Alex shines a light on the complex relationship between gamers and game journalists.
Power. Plenty of video game characters, from Kratos to Batman, clearly hold it inside their virtual worlds, but who holds it outside of video games? How strong is the influence of the gaming mass media upon their audience, or is there an influence at all? The false dichotomy within that question ignores the fact that maybe it’s not a case of either/or, but rather somewhere in between.
Certainly, gaming journalism has only grown as the gaming industry has become increasingly mainstream. The number and diversity of those who browse IGN or GameTrailers is currently on the rise; which means the voice of game journalists has been getting a little louder. Additionally, some gamers will interpret a review by a particular publication or person as the definitive factor determining the quality of a game and whether it is worthy of their time and money. I’m no stranger to this rather unhealthy habit, having believed IGN’s 9.0 review of Call Of Duty: Modern Warfare 3 right up until the day I bought and played it. The idea that the opinion of one person can be treated by some as if it were fact surely suggests that game journalists hold a powerful air of authority over their audience.
Media coverage of certain gaming news can also affect how gamers interpret things; I’ve talked about this before, but the fact that the Mass Effect 3 ending was given so much attention by gaming journalists for so long significantly (yet almost subconsciously) transformed my opinion of what I had previously thought to be a perfectly good game.

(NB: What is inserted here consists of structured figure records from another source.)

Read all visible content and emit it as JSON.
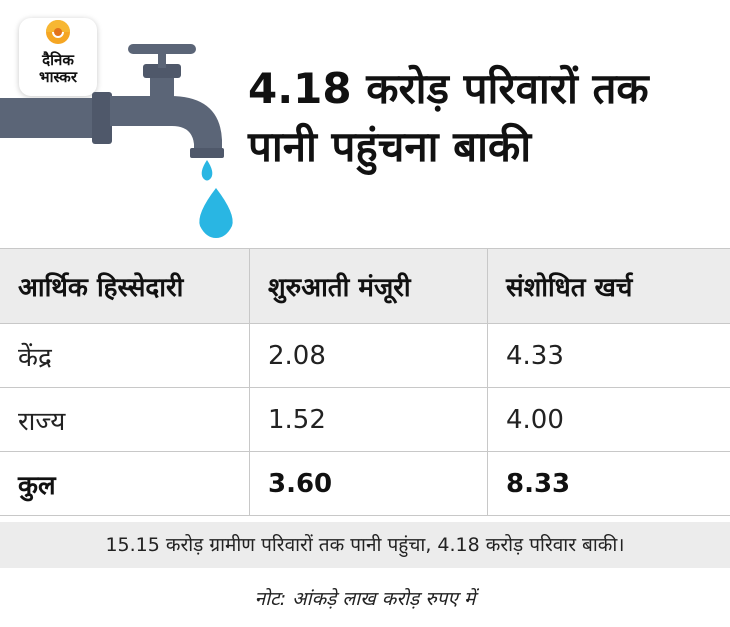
{
  "brand": {
    "line1": "दैनिक",
    "line2": "भास्कर",
    "accent_color": "#f5a623"
  },
  "title": {
    "line1": "4.18 करोड़ परिवारों तक",
    "line2": "पानी पहुंचना बाकी"
  },
  "colors": {
    "tap": "#5b6577",
    "drop": "#29b6e3",
    "header_bg": "#ececec"
  },
  "chart_data": {
    "type": "table",
    "columns": [
      "आर्थिक हिस्सेदारी",
      "शुरुआती मंजूरी",
      "संशोधित खर्च"
    ],
    "rows": [
      {
        "label": "केंद्र",
        "values": [
          "2.08",
          "4.33"
        ]
      },
      {
        "label": "राज्य",
        "values": [
          "1.52",
          "4.00"
        ]
      },
      {
        "label": "कुल",
        "values": [
          "3.60",
          "8.33"
        ]
      }
    ]
  },
  "footer": {
    "summary": "15.15 करोड़ ग्रामीण परिवारों तक पानी पहुंचा, 4.18 करोड़ परिवार बाकी।",
    "note": "नोट: आंकड़े लाख करोड़ रुपए में"
  }
}
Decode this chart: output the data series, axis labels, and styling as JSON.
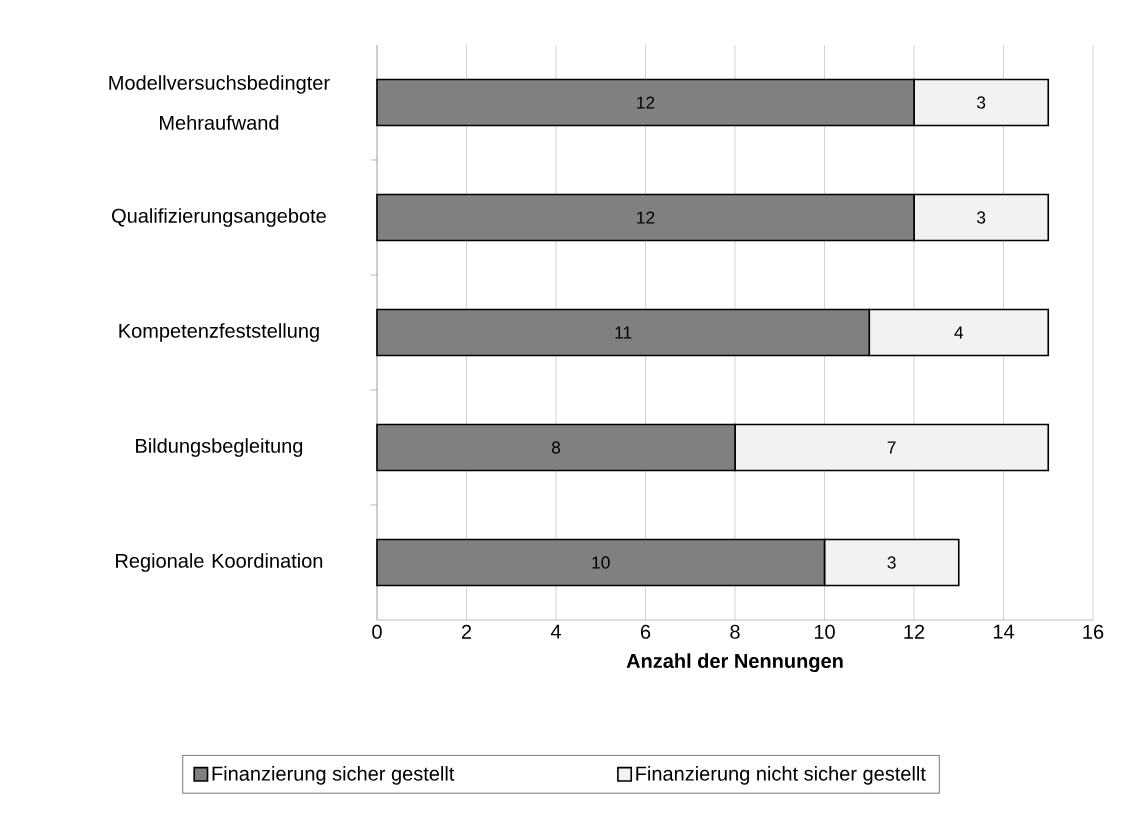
{
  "chart_data": {
    "type": "bar",
    "orientation": "horizontal",
    "stacked": true,
    "categories": [
      "Modellversuchsbedingter Mehraufwand",
      "Qualifizierungsangebote",
      "Kompetenzfeststellung",
      "Bildungsbegleitung",
      "Regionale Koordination"
    ],
    "series": [
      {
        "name": "Finanzierung sicher gestellt",
        "color": "#808080",
        "values": [
          12,
          12,
          11,
          8,
          10
        ]
      },
      {
        "name": "Finanzierung nicht sicher gestellt",
        "color": "#f2f2f2",
        "values": [
          3,
          3,
          4,
          7,
          3
        ]
      }
    ],
    "xlabel": "Anzahl der Nennungen",
    "xlim": [
      0,
      16
    ],
    "xticks": [
      0,
      2,
      4,
      6,
      8,
      10,
      12,
      14,
      16
    ],
    "grid": "x",
    "legend": "bottom",
    "data_labels": true
  }
}
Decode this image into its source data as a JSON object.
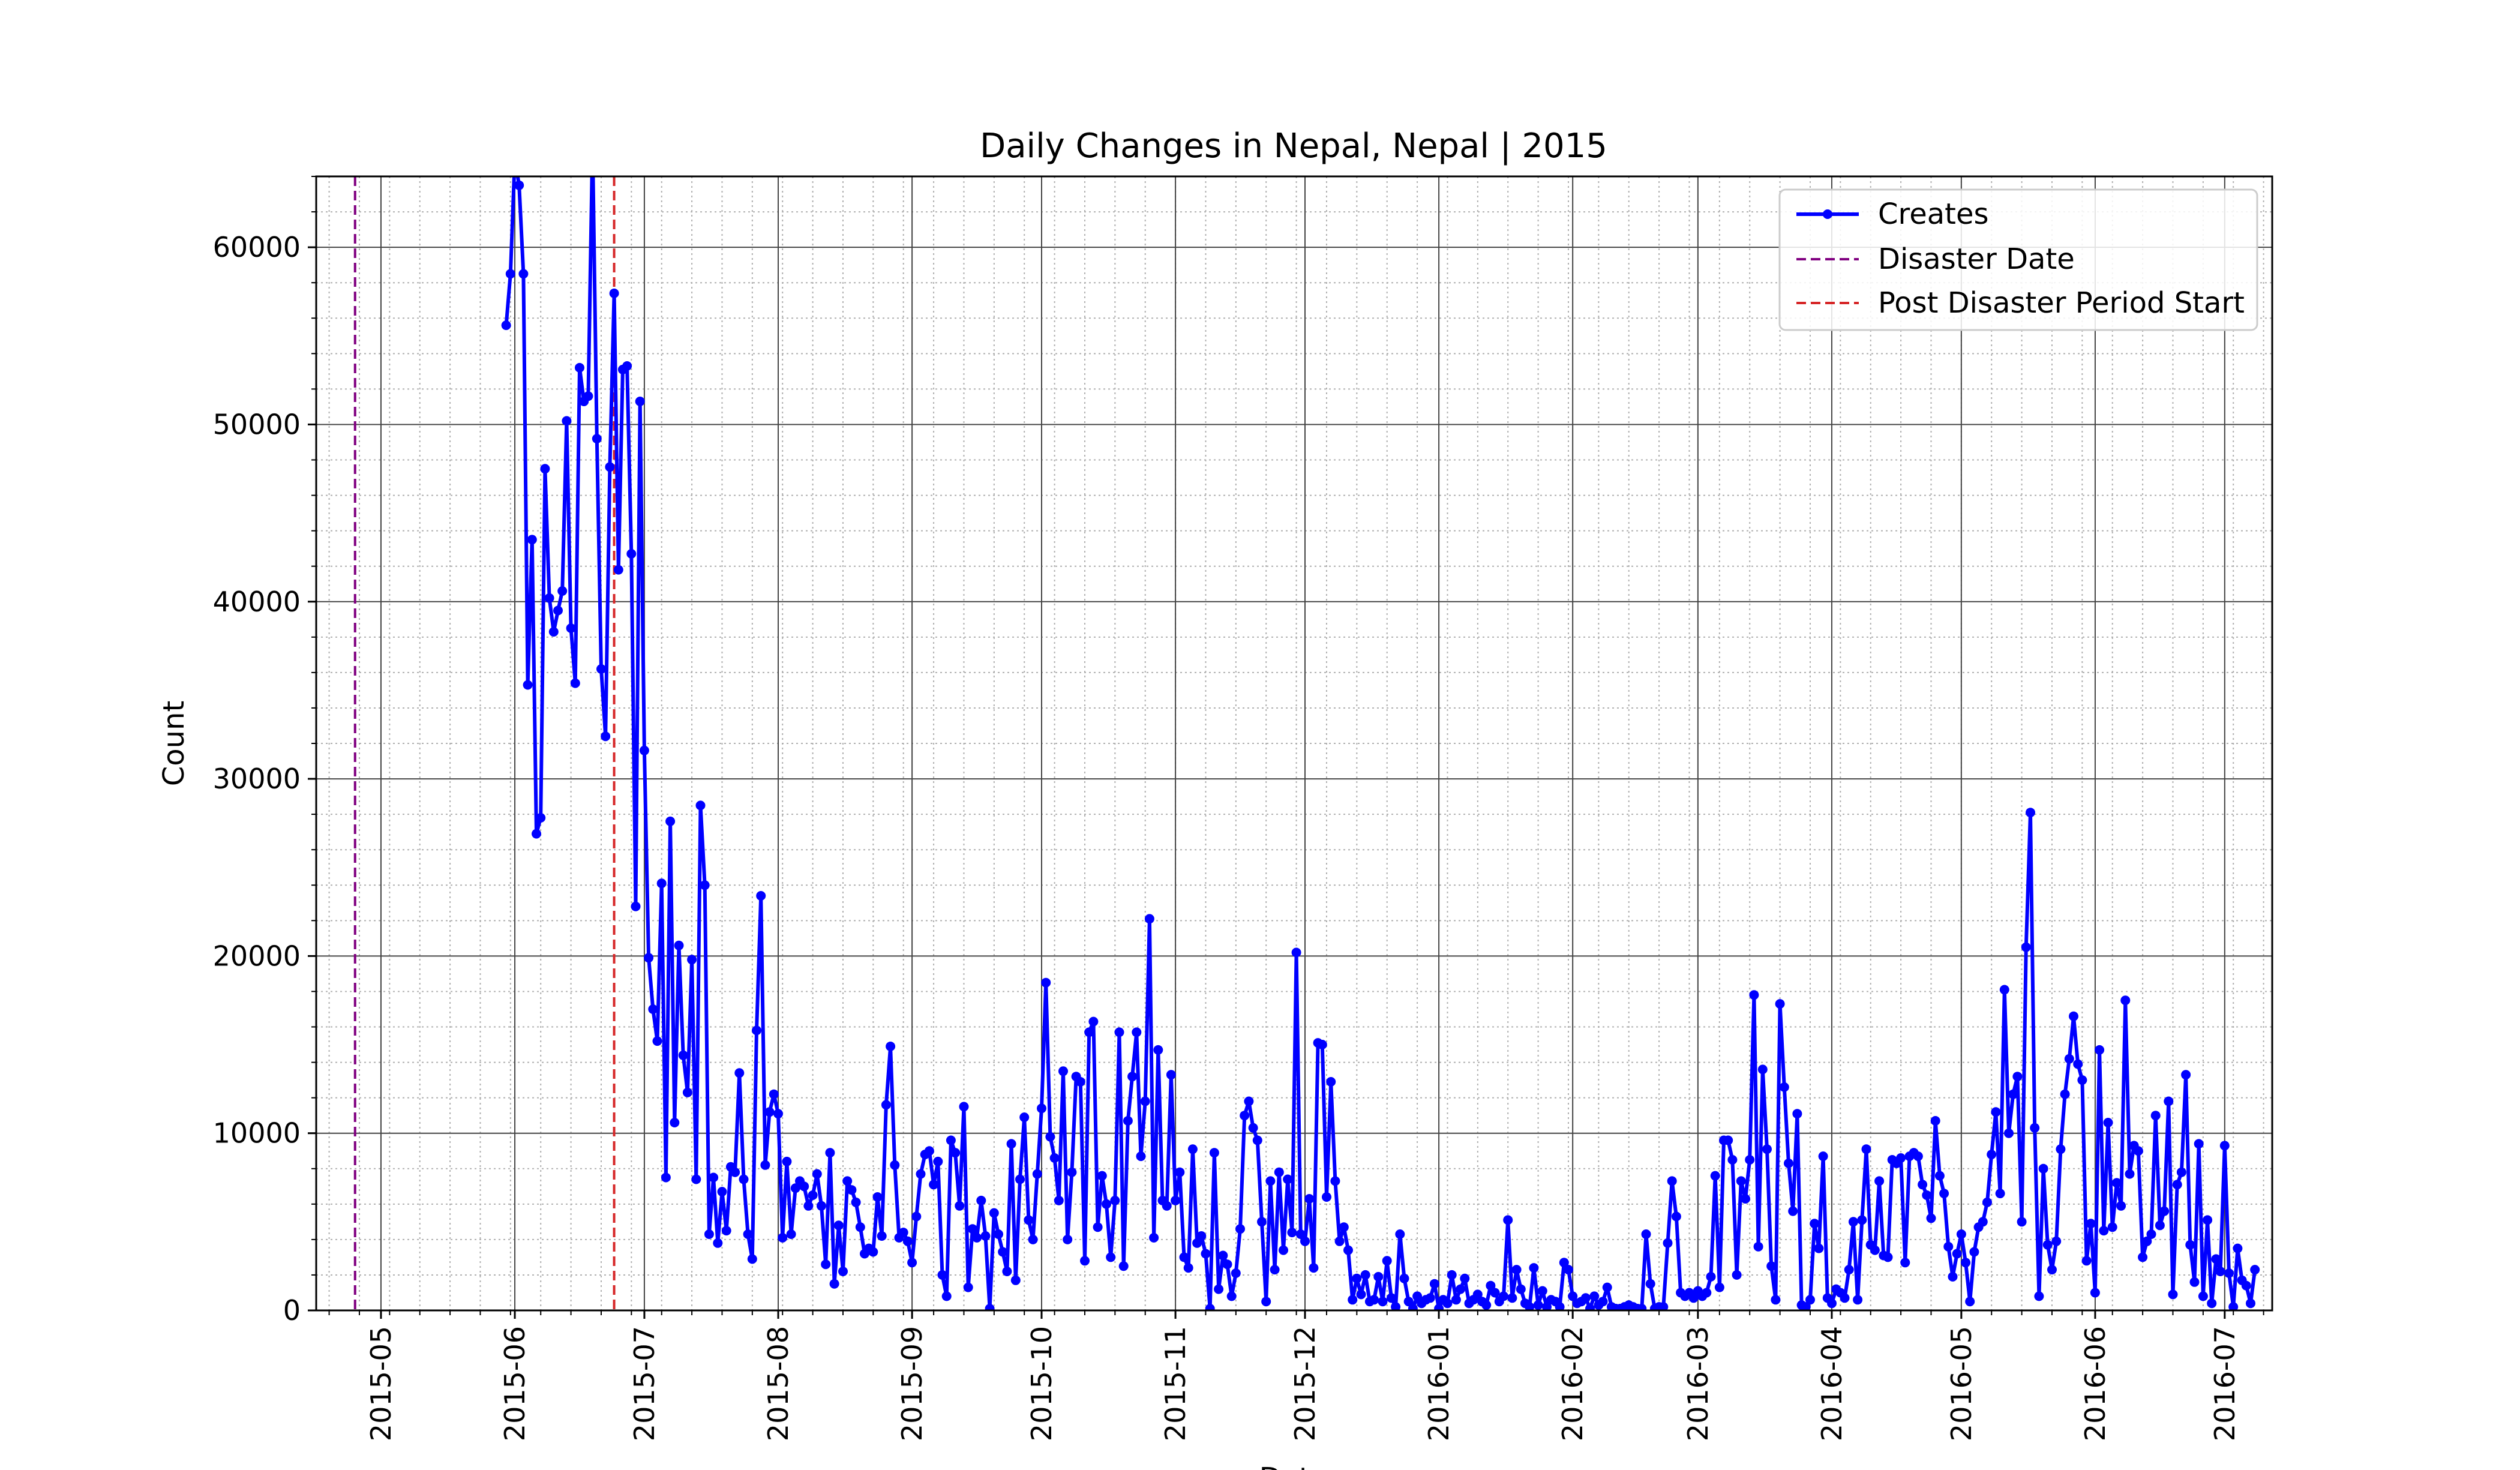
{
  "chart_data": {
    "type": "line",
    "title": "Daily Changes in Nepal, Nepal | 2015",
    "xlabel": "Date",
    "ylabel": "Count",
    "x_axis": "date",
    "xlim": [
      "2015-04-16",
      "2016-07-12"
    ],
    "ylim": [
      0,
      64000
    ],
    "y_ticks": [
      0,
      10000,
      20000,
      30000,
      40000,
      50000,
      60000
    ],
    "x_tick_labels": [
      "2015-05",
      "2015-06",
      "2015-07",
      "2015-08",
      "2015-09",
      "2015-10",
      "2015-11",
      "2015-12",
      "2016-01",
      "2016-02",
      "2016-03",
      "2016-04",
      "2016-05",
      "2016-06",
      "2016-07"
    ],
    "x_tick_dates": [
      "2015-05-01",
      "2015-06-01",
      "2015-07-01",
      "2015-08-01",
      "2015-09-01",
      "2015-10-01",
      "2015-11-01",
      "2015-12-01",
      "2016-01-01",
      "2016-02-01",
      "2016-03-01",
      "2016-04-01",
      "2016-05-01",
      "2016-06-01",
      "2016-07-01"
    ],
    "grid": true,
    "minor_grid": true,
    "legend_position": "top-right",
    "vlines": [
      {
        "name": "Disaster Date",
        "date": "2015-04-25",
        "color": "#800080",
        "style": "dashed"
      },
      {
        "name": "Post Disaster Period Start",
        "date": "2015-06-24",
        "color": "#d62728",
        "style": "dashed"
      }
    ],
    "series": [
      {
        "name": "Creates",
        "color": "#0000ff",
        "start_date": "2015-05-30",
        "values": [
          55600,
          58500,
          65000,
          63500,
          58500,
          35300,
          43500,
          26900,
          27800,
          47500,
          40200,
          38300,
          39500,
          40600,
          50200,
          38500,
          35400,
          53200,
          51300,
          51600,
          66000,
          49200,
          36200,
          32400,
          47600,
          57400,
          41800,
          53100,
          53300,
          42700,
          22800,
          51300,
          31600,
          19900,
          17000,
          15200,
          24100,
          7500,
          27600,
          10600,
          20600,
          14400,
          12300,
          19800,
          7400,
          28500,
          24000,
          4300,
          7500,
          3800,
          6700,
          4500,
          8100,
          7800,
          13400,
          7400,
          4300,
          2900,
          15800,
          23400,
          8200,
          11200,
          12200,
          11100,
          4100,
          8400,
          4300,
          6900,
          7300,
          7000,
          5900,
          6500,
          7700,
          5900,
          2600,
          8900,
          1500,
          4800,
          2200,
          7300,
          6800,
          6100,
          4700,
          3200,
          3500,
          3300,
          6400,
          4200,
          11600,
          14900,
          8200,
          4100,
          4400,
          3900,
          2700,
          5300,
          7700,
          8800,
          9000,
          7100,
          8400,
          2000,
          800,
          9600,
          8900,
          5900,
          11500,
          1300,
          4600,
          4100,
          6200,
          4200,
          100,
          5500,
          4300,
          3300,
          2200,
          9400,
          1700,
          7400,
          10900,
          5100,
          4000,
          7700,
          11400,
          18500,
          9800,
          8600,
          6200,
          13500,
          4000,
          7800,
          13200,
          12900,
          2800,
          15700,
          16300,
          4700,
          7600,
          6000,
          3000,
          6200,
          15700,
          2500,
          10700,
          13200,
          15700,
          8700,
          11800,
          22100,
          4100,
          14700,
          6200,
          5900,
          13300,
          6200,
          7800,
          3000,
          2400,
          9100,
          3800,
          4200,
          3200,
          100,
          8900,
          1200,
          3100,
          2600,
          800,
          2100,
          4600,
          11000,
          11800,
          10300,
          9600,
          5000,
          500,
          7300,
          2300,
          7800,
          3400,
          7400,
          4400,
          20200,
          4300,
          3900,
          6300,
          2400,
          15100,
          15000,
          6400,
          12900,
          7300,
          3900,
          4700,
          3400,
          600,
          1800,
          900,
          2000,
          500,
          600,
          1900,
          500,
          2800,
          700,
          200,
          4300,
          1800,
          500,
          100,
          800,
          400,
          600,
          700,
          1500,
          100,
          600,
          400,
          2000,
          600,
          1200,
          1800,
          400,
          600,
          900,
          500,
          300,
          1400,
          1000,
          500,
          800,
          5100,
          700,
          2300,
          1200,
          400,
          200,
          2400,
          300,
          1100,
          200,
          600,
          500,
          200,
          2700,
          2300,
          800,
          400,
          500,
          700,
          100,
          800,
          300,
          500,
          1300,
          200,
          100,
          100,
          200,
          300,
          200,
          100,
          100,
          4300,
          1500,
          100,
          200,
          200,
          3800,
          7300,
          5300,
          1000,
          800,
          1000,
          700,
          1100,
          800,
          1000,
          1900,
          7600,
          1300,
          9600,
          9600,
          8500,
          2000,
          7300,
          6300,
          8500,
          17800,
          3600,
          13600,
          9100,
          2500,
          600,
          17300,
          12600,
          8300,
          5600,
          11100,
          300,
          200,
          600,
          4900,
          3500,
          8700,
          700,
          400,
          1200,
          1000,
          700,
          2300,
          5000,
          600,
          5100,
          9100,
          3700,
          3400,
          7300,
          3100,
          3000,
          8500,
          8300,
          8600,
          2700,
          8700,
          8900,
          8700,
          7100,
          6500,
          5200,
          10700,
          7600,
          6600,
          3600,
          1900,
          3200,
          4300,
          2700,
          500,
          3300,
          4700,
          5000,
          6100,
          8800,
          11200,
          6600,
          18100,
          10000,
          12200,
          13200,
          5000,
          20500,
          28100,
          10300,
          800,
          8000,
          3700,
          2300,
          3900,
          9100,
          12200,
          14200,
          16600,
          13900,
          13000,
          2800,
          4900,
          1000,
          14700,
          4500,
          10600,
          4700,
          7200,
          5900,
          17500,
          7700,
          9300,
          9000,
          3000,
          3900,
          4300,
          11000,
          4800,
          5600,
          11800,
          900,
          7100,
          7800,
          13300,
          3700,
          1600,
          9400,
          800,
          5100,
          400,
          2900,
          2200,
          9300,
          2100,
          200,
          3500,
          1700,
          1400,
          400,
          2300
        ]
      }
    ]
  }
}
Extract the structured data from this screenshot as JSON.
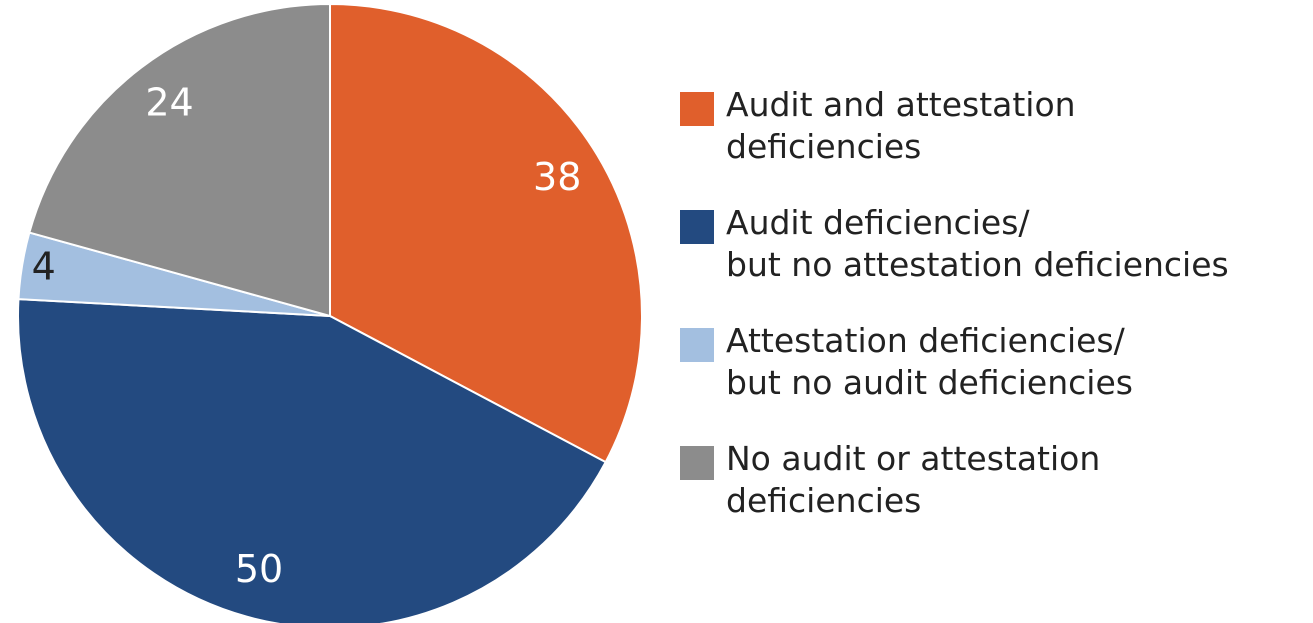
{
  "chart_data": {
    "type": "pie",
    "categories": [
      "Audit and attestation\ndeficiencies",
      "Audit deficiencies/\nbut no attestation deficiencies",
      "Attestation deficiencies/\nbut no audit deficiencies",
      "No audit or attestation\ndeficiencies"
    ],
    "values": [
      38,
      50,
      4,
      24
    ],
    "colors": [
      "#e05f2c",
      "#234a80",
      "#a3bfe0",
      "#8c8c8c"
    ],
    "label_colors": [
      "#ffffff",
      "#ffffff",
      "#222222",
      "#ffffff"
    ],
    "legend": "right"
  }
}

Judging from these observations then, it appears as though the model of the media as a ‘hypodermic needle’, which can directly insert certain opinions into our heads, holds a scary amount of truth to it. And yet…
To declare that the passion of the gaming community is like no other is so widely recognised that it has almost now become a cliché to say it. You don’t have to look far to see how vocal and opinionated a bunch of people we are; EA and Maxis have just allowed SimCity to be played offline, despite previously and on repeated occasions adamantly stating that it would never happen. You can therefore scroll down to the comments section of literally any online game review and you will find plenty of people who adamantly dispute the opinion of the reviewer and will even give their own comprehensive thoughts and critiques on the game as a mini alternative review. What’s more, I know plenty of friends who deliberately don’t read reviews, previews, or anything of the like specifically because they don’t want their own opinion of a game to be unhealthily distorted by the views of a few game journalists.
One could go so far as to say that it is gamers who control the media, since the latter (which is a ‘service’) must give the ‘customer’ what they want. Considering this, one could view the Mass Effect 3 scandal in a different light. Since so many gamers were so passionately critical of the game’s ending, the media responded by interviewing BioWare developers on the issue and expressing the general resentment found among the community in their publications. This theory is known as the ‘reinforcement’ model of the media; since journalists will simply reinforce and reflect the views and opinions of their audience, rather than influence it.
There is no black or white conclusion to the relationship between game journalists and their audience. In some areas, particularly concerning game reviews, it appears as though journalists can have a salient level of influence on the minds of certain gamers, yet in other scenarios the media appears to have either no effect or simply just acts as a mere mirror with which their audience can project their own opinions onto. However, my own thoughts are clear-cut. Whilst gaming media is great for keeping up to date with the latest news on the industry and game journalists do often hold qualifications and expertise which renders them credible as a source, it is healthy to remember that the opinions of journalists (which aren’t just found in reviews, but can be embedded into apparently objective news reports) are just that, and the authority of this opinion should always be kept in check and balance by the our own opinions as gamers.